Questions fréquentes

 

Le SEL, c’est du troc ?
Non, c’est encore mieux ! Dans le troc, deux personnes échangent, au même moment, deux choses auxquelles elles acceptent de donner une valeur à peu près équivalente.
Dans le SEL, l’unité d’échange (la grappe) permet d’échanger entre différentes personnes, à différents moments, des services, des savoirs ou des biens qui ont des valeurs différentes.

Ce n’est pas du travail au noir ?
Non, il s’agit d’une entraide entre adhérents, pour des coups de main ponctuels, non répétitifs et de courte durée. On demande de l’aide pour faire quelque chose, on ne sollicite pas un professionnel pour un travail « clef en main ».
La pratique montre qu’énormément d’échanges qui n’auraient pas pu voir le jour dans le cadre classique du marché se font au sein des SEL.
De plus, la plupart des adhérents d’un SEL continuent à gagner et dépenser de l’argent, à payer des impôts directs et indirects, dans leur vie quotidienne : le SEL n’est qu’un à-côté de l’économie actuelle.

Et si je n’ai rien à proposer ?
C’est ce que tout le monde dit ! Pourtant chacun possède, en dehors de sa profession, des richesses à offrir : faire de la pâtisserie, proposer les fruits de son jardin, tenir compagnie, apprendre à repasser du linge, proposer du covoiturage ou la garde d’un animal domestique…
En revanche, on ne peut pas proposer des échanges en euros : pour vendre des biens ou se faire rémunérer pour des services, il faut utiliser d’autres canaux que le SEL (par ex : des sites commerciaux d’échange).

Qui fixe la valeur de l’échange ?
Le montant d’un échange est fixé de gré à gré entre les deux partenaires. Lorsque l’échange concerne des services ou des savoirs, c’est le temps passé qui définit la valeur de l’échange quelle que soit la nature de l’échange (pas de hiérarchie des compétences) : 1 minute = 1 grappe.
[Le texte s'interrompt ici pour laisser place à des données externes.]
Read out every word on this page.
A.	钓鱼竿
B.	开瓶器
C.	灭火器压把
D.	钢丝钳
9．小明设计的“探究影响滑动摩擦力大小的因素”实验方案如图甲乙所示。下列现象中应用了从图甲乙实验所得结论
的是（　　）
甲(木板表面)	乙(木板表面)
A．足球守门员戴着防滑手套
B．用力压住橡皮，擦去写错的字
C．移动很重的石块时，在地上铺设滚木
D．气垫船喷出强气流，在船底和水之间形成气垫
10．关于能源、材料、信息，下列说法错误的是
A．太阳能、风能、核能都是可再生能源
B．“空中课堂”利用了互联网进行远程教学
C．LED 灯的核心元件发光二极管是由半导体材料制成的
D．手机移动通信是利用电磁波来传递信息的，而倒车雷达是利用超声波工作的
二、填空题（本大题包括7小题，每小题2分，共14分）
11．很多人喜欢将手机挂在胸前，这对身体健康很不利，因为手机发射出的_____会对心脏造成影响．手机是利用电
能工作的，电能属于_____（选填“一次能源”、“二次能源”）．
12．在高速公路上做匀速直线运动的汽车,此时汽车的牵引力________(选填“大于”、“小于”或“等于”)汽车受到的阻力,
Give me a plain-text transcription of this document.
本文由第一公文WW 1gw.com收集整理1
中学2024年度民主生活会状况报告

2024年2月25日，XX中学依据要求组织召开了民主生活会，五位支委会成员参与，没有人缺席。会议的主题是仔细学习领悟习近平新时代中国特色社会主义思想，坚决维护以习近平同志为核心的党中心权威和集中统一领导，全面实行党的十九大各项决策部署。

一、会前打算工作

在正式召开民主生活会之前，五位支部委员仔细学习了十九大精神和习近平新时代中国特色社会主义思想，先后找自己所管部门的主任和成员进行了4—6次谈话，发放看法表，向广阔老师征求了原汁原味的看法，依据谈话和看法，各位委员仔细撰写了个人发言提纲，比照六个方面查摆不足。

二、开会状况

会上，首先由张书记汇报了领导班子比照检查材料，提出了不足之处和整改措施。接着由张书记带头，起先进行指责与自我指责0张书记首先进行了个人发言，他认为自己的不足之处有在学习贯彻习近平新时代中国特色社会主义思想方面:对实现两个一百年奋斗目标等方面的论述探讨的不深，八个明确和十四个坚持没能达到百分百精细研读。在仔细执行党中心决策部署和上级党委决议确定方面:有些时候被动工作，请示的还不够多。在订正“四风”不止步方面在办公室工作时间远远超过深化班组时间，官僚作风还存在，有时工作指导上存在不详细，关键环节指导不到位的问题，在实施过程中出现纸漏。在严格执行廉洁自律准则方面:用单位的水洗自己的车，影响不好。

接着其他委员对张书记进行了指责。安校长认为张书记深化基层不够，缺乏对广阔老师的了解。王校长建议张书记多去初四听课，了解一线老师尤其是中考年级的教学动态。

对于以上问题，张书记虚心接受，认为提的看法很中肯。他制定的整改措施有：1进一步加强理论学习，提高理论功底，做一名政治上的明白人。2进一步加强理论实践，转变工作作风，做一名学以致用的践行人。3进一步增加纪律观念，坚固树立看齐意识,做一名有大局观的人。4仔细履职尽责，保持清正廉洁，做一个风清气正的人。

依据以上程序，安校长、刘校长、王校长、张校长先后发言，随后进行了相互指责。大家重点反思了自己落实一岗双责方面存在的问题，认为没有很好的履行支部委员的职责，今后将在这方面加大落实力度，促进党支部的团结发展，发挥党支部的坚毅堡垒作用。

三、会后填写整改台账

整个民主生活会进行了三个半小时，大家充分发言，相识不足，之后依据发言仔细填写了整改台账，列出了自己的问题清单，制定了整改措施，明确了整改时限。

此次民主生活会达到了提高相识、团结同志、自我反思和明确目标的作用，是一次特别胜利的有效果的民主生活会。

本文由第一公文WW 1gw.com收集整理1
Quelle garantie a-t-on sur la qualité des biens ou des services proposés ?
Aucune. C’est aux adhérents de discuter, pour savoir si l’un a le niveau de qualification que souhaite l’autre ou ce qui se passe si l’objet échangé tombe en panne le lendemain. Avant chaque échange il faut, avec précision, se mettre d’accord sur les conditions de l’échange.
Il n’y a pas de solution toute faite, cela passe par la discussion et la confiance. En cas de problème, le collectif d’animation du SEL peut proposer un médiateur.

C’est grave d’avoir un compte SEL en négatif ?
Pas du tout ! Chacun débute avec un compte à zéro. Si je verse 100 grappes pour le vélo de Denis, son compte devient positif et le mien négatif. Mon compte pourra devenir positif, plus tard, par exemple si j’échange mes confitures de prune à 10 grappes le pot. Ainsi, dans un SEL, il y a toujours des adhérents qui ont un compte négatif, et d’autres un compte positif.
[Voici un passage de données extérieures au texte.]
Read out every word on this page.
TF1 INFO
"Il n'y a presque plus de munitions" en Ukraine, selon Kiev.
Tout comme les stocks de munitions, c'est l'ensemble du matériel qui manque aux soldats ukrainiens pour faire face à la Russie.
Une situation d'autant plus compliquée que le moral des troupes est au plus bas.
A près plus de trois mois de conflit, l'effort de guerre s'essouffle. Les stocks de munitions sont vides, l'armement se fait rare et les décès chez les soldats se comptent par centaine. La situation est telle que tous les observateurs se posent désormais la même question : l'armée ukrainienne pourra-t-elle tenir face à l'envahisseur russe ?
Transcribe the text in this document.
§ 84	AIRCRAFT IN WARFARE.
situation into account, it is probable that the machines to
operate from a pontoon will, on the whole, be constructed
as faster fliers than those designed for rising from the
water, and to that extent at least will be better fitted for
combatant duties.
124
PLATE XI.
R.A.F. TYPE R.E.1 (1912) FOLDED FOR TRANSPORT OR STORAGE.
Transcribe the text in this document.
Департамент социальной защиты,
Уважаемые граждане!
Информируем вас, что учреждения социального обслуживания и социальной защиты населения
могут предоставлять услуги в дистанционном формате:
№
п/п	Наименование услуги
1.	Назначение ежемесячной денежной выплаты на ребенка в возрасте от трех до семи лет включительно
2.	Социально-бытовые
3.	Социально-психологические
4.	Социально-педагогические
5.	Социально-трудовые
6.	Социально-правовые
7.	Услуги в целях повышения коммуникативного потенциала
Est-ce qu’il y a des limites sur les comptes en grappes ?
Afin d’éviter les déficits trop lourds à combler, de rester dans le cadre de coups de main “ponctuels, non répétitifs et de courte durée”,  ou pour qu’un adhérent n’ait pas trop de difficultés à remettre son compte à zéro s’il quitte le SEL, il existe des limites au négatif : à -3000 Grappes (équivalent 50 heures) les transactions ne seront plus forcément enregistrées.

Qu’est-ce qui m’empêche de partir du SEL avec un compte négatif ?
Un débit constitue un engagement à rendre au groupe des biens, des services ou des savoirs. Or, dans le SEL, entre les personnes qui se rencontrent et font connaissance, naît la confiance en même temps que l’engagement moral.
En pratique, cela suffit pour que ce genre de comportement irresponsable soit rare.
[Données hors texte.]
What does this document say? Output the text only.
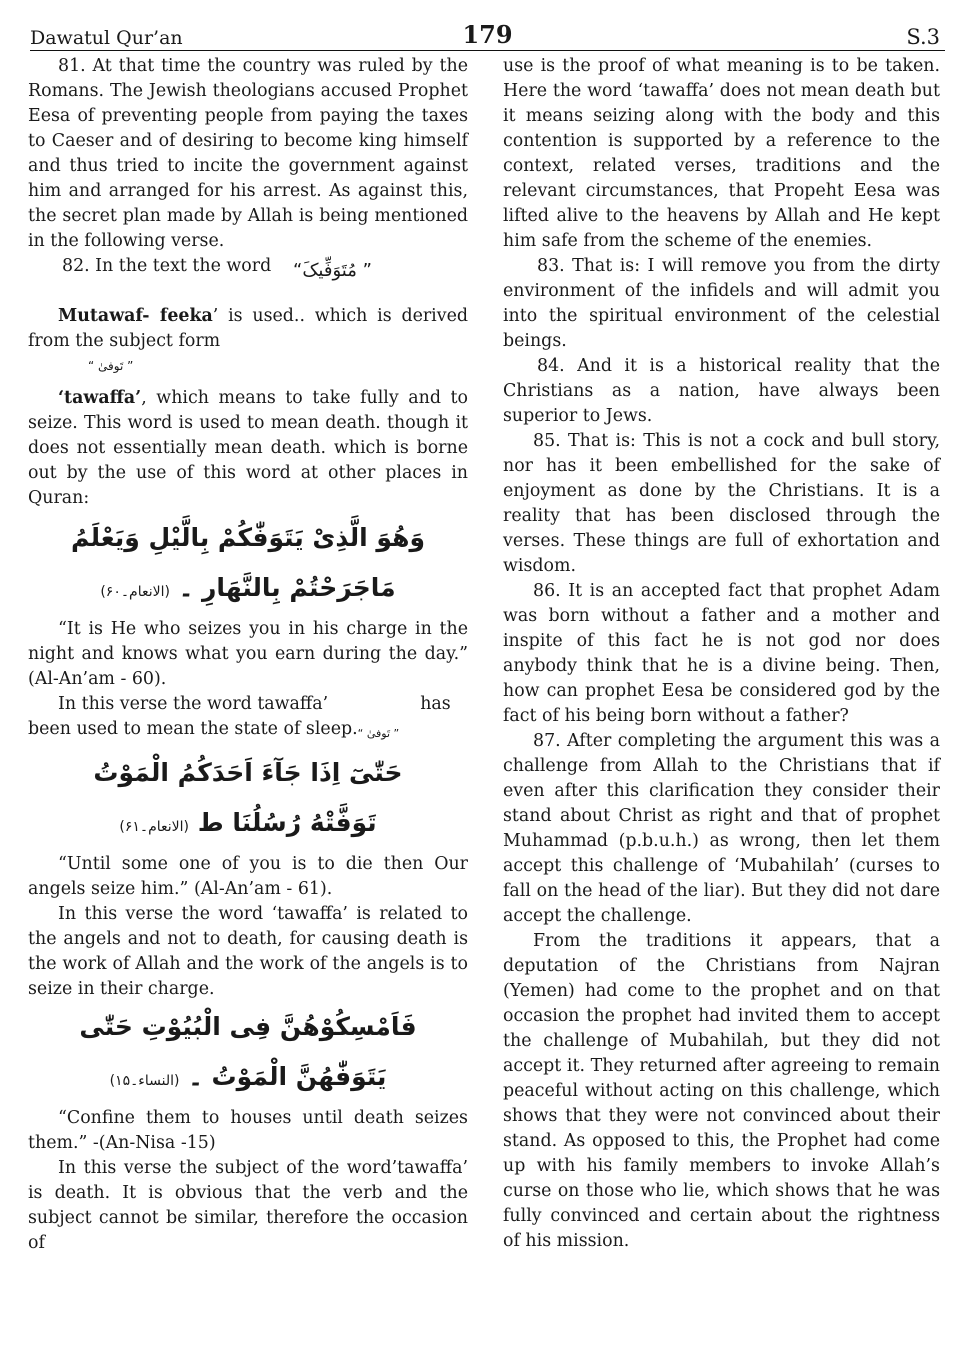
Dawatul Qur’an	179	S.3

81. At that time the country was ruled by the Romans. The Jewish theologians accused Prophet Eesa of preventing people from paying the taxes to Caeser and of desiring to become king himself and thus tried to incite the government against him and arranged for his arrest. As against this, the secret plan made by Allah is being mentioned in the following verse.

82. In the text the word ” مُتَوَفِّيکَ“

Mutawaf- feeka’ is used.. which is derived from the subject form
” تَوفیٰ “

‘tawaffa’, which means to take fully and to seize. This word is used to mean death. though it does not essentially mean death. which is borne out by the use of this word at other places in Quran:

وَهُوَ الَّذِىْ يَتَوَفّٰكُمْ بِالَّيْلِ وَيَعْلَمُ

مَاجَرَحْتُمْ بِالنَّهَارِ ۔ (الانعام۔۶۰)

“It is He who seizes you in his charge in the night and knows what you earn during the day.” (Al-An’am - 60).

In this verse the word tawaffa’	has
been used to mean the state of sleep.” تَوفیٰ “

حَتّٰىٓ اِذَا جَآءَ اَحَدَكُمُ الْمَوْتُ

تَوَفَّتْهُ رُسُلُنَا ط (الانعام۔۶۱)

“Until some one of you is to die then Our angels seize him.” (Al-An’am - 61).

In this verse the word ‘tawaffa’ is related to the angels and not to death, for causing death is the work of Allah and the work of the angels is to seize in their charge.

فَاَمْسِكُوْهُنَّ فِى الْبُيُوْتِ حَتّٰى

يَتَوَفّٰهُنَّ الْمَوْتُ ۔ (النساء۔۱۵)

“Confine them to houses until death seizes them.” -(An-Nisa -15)

In this verse the subject of the word’tawaffa’ is death. It is obvious that the verb and the subject cannot be similar, therefore the occasion of

use is the proof of what meaning is to be taken. Here the word ‘tawaffa’ does not mean death but it means seizing along with the body and this contention is supported by a reference to the context, related verses, traditions and the relevant circumstances, that Propeht Eesa was lifted alive to the heavens by Allah and He kept him safe from the scheme of the enemies.

83. That is: I will remove you from the dirty environment of the infidels and will admit you into the spiritual environment of the celestial beings.

84. And it is a historical reality that the Christians as a nation, have always been superior to Jews.

85. That is: This is not a cock and bull story, nor has it been embellished for the sake of enjoyment as done by the Christians. It is a reality that has been disclosed through the verses. These things are full of exhortation and wisdom.

86. It is an accepted fact that prophet Adam was born without a father and a mother and inspite of this fact he is not god nor does anybody think that he is a divine being. Then, how can prophet Eesa be considered god by the fact of his being born without a father?

87. After completing the argument this was a challenge from Allah to the Christians that if even after this clarification they consider their stand about Christ as right and that of prophet Muhammad (p.b.u.h.) as wrong, then let them accept this challenge of ‘Mubahilah’ (curses to fall on the head of the liar). But they did not dare accept the challenge.

From the traditions it appears, that a deputation of the Christians from Najran (Yemen) had come to the prophet and on that occasion the prophet had invited them to accept the challenge of Mubahilah, but they did not accept it. They returned after agreeing to remain peaceful without acting on this challenge, which shows that they were not convinced about their stand. As opposed to this, the Prophet had come up with his family members to invoke Allah’s curse on those who lie, which shows that he was fully convinced and certain about the rightness of his mission.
Les grappes et les euros, c’est pareil ?
Non, car pour dépenser des euros, il faut d’abord en posséder. Alors que même si je n’ai pas de grappes, je peux échanger tout de suite.
Non, parce que les grappes ne sont pas convertibles en euros ni les euros en grappes.
Non, car il s’agit d’une monnaie locale sans utilisation en dehors de l’association.
Non, car cette monnaie locale n’est pas capitalisable et ne produit pas d’intérêts.